The scorer outputs the micro average, which is defined to be: true positive/(true positive + negative positive)

Running the Scorer

To run the scorer, you need the gold-standard file distributed as part of the CoNLL-YAGO dataset. Once the dataset is downloaded, the file can be found under aida-yago2-dataset/AIDA-YAGO2-annotations.tsv.

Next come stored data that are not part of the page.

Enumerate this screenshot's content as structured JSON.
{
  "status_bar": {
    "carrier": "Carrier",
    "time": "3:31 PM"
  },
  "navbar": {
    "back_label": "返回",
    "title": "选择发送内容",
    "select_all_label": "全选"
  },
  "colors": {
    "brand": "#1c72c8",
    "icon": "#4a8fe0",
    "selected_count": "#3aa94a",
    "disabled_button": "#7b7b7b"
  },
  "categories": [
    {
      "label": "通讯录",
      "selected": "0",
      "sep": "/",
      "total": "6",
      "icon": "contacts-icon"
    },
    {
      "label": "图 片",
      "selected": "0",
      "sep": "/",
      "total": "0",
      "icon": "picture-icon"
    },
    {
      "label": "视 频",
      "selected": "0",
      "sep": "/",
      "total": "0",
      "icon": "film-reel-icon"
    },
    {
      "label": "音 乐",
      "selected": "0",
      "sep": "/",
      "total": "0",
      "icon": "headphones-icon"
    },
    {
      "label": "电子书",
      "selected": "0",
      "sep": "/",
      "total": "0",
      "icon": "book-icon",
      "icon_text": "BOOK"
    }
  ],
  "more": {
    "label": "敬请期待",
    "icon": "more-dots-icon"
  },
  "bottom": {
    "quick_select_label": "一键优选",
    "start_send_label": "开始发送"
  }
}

While CoNLL-YAGO dataset contains a blank line between every two adjacent files, the scorer assumes no such blank line in the system output. Also, the scorer only evaluates the correctness of index (0th column) and Wikipedia entity name (1st column). Therefore, only these two columns are required. The following example shows an expected output format:

-DOCSTART- (1 topic)
1	China 
3	United_States
4	--NME--
-DOCSTART- (2 topic)
10	Michael_Jordan
12	--NME--
20	National_Basketball_Association
...

Assuming your system output is under ./output/system_output.tsv, the following is a sample script to run the scorer:

python yagoScorer.py \
  --gold_std="./aida-yago2-dataset/AIDA-YAGO2-annotations-trunc.tsv"  \
  --system_out="./output/system_output.tsv" \
  --report="./output/report.txt"

report.txt will show all the incorrect system outputs and summarize your system performance with micro average.